C’est du coup quasiment l’ensemble du secteur horloger qui est actuellement à l’arrêt du fait de l’épidémie, non seulement en Suisse mais aussi à travers le monde. En amont, les nombreux petits sous-traitants ont dû eux aussi cesser leur activité quand, en aval, les boutiques et points de vente ont fermé leurs portes, entre confinement croissant et absence de clientèle, notamment chinoise. Cette cessation de l’activité horlogère, inédite, aura clairement des répercussions dans les semaines et mois à venir, notamment pour les intérimaires et les travailleurs frontaliers.

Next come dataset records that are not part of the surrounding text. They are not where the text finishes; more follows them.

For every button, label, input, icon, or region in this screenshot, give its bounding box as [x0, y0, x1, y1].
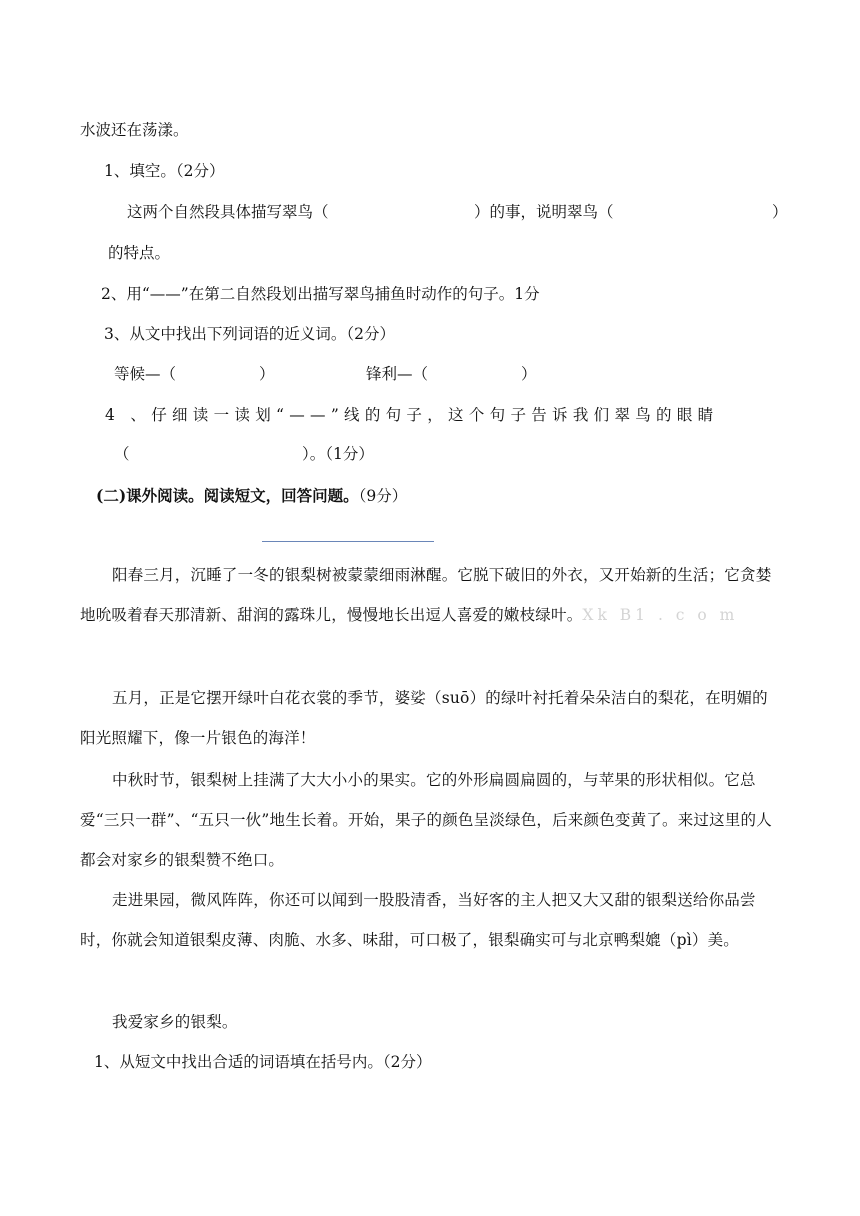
question-1-text-c: ）	[772, 203, 788, 221]
question-1-text-d: 的特点。	[108, 244, 171, 262]
question-1-text-a: 这两个自然段具体描写翠鸟（	[127, 203, 329, 221]
reading-paragraph-2-text: 五月，正是它摆开绿叶白花衣裳的季节，婆娑（suō）的绿叶衬托着朵朵洁白的梨花，在明媚的阳光照耀下，像一片银色的海洋！	[80, 689, 768, 747]
reading-paragraph-5	[80, 1002, 782, 1042]
reading-paragraph-5-text: 我爱家乡的银梨。	[112, 1013, 238, 1031]
reading-paragraph-2	[80, 678, 782, 758]
reading-paragraph-1	[80, 555, 782, 635]
question-3-label: 3、从文中找出下列词语的近义词。（2分）	[104, 325, 395, 343]
question-4-close: ）。（1分）	[302, 445, 374, 463]
reading-paragraph-3-text: 中秋时节，银梨树上挂满了大大小小的果实。它的外形扁圆扁圆的，与苹果的形状相似。它总爱“三只一群”、“五只一伙”地生长着。开始，果子的颜色呈淡绿色，后来颜色变黄了。来过这里的人都会对家乡的银梨赞不绝口。	[80, 771, 772, 869]
section-2-heading	[96, 485, 407, 507]
reading-question-1: 1、从短文中找出合适的词语填在括号内。（2分）	[94, 1053, 432, 1071]
passage-tail: 水波还在荡漾。	[80, 121, 189, 139]
section-2-heading-score: （9分）	[358, 487, 408, 505]
question-2: 2、用“——”在第二自然段划出描写翠鸟捕鱼时动作的句子。1分	[101, 285, 540, 303]
question-1-label: 1、填空。（2分）	[104, 162, 225, 180]
synonym-2-prompt: 锋利—（	[366, 365, 429, 383]
reading-paragraph-4-text: 走进果园，微风阵阵，你还可以闻到一股股清香，当好客的主人把又大又甜的银梨送给你品尝时，你就会知道银梨皮薄、肉脆、水多、味甜，可口极了，银梨确实可与北京鸭梨媲（pì）美。	[80, 891, 756, 949]
watermark-text: Xk B1 . c o m	[582, 606, 739, 624]
question-1-text-b: ）的事，说明翠鸟（	[474, 203, 614, 221]
reading-paragraph-4	[80, 880, 782, 960]
synonym-1-prompt: 等候—（	[114, 365, 177, 383]
reading-paragraph-3	[80, 760, 782, 880]
synonym-1-close: ）	[259, 365, 275, 383]
synonym-2-close: ）	[521, 365, 537, 383]
question-4-line1: 4 、仔细读一读划“——”线的句子，这个句子告诉我们翠鸟的眼睛	[105, 406, 719, 424]
reading-paragraph-1-text: 阳春三月，沉睡了一冬的银梨树被蒙蒙细雨淋醒。它脱下破旧的外衣，又开始新的生活；它贪婪地吮吸着春天那清新、甜润的露珠儿，慢慢地长出逗人喜爱的嫩枝绿叶。	[80, 566, 772, 624]
question-4-open: （	[114, 445, 130, 463]
divider-line	[262, 541, 434, 542]
section-2-heading-title: (二)课外阅读。阅读短文，回答问题。	[96, 486, 359, 505]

Déjà, aux premiers temps de l’épidémie de coronavirus qui avait d’abord touché la Chine et l’Asie, le Swatch Group avait annulé ses présentationsTime To Move à Zurich, pour la presse et ses revendeurs. Puis, fin février, c’est le salon Baselworld, à Bâle, qui était annulé, pour se tenir désormais en janvier 2021, ainsi que le salon Watches & Wonders (ex-Salon International de la Haute Horlogerie), qui devait se tenir du 25 au 29 Avril à Genève. Et si plusieurs marques ( Breitling, Girard-Perregaux, MB&F, Ulysse Nardin, De Bethune, Urwerk…) avaient, sous l’égide de Jean-Christophe Babin (Bulgari), annoncé des Geneva Watch Days pour fin avril, l’idée a finalement été abandonnée ou, a minima, reportée à septembre prochain. De même, outre-Atlantique, les JCK Watch and Jewelry Show de Las Vegas, prévus du 2 au 5 juin prochain, sont également reportés à une date indéterminée.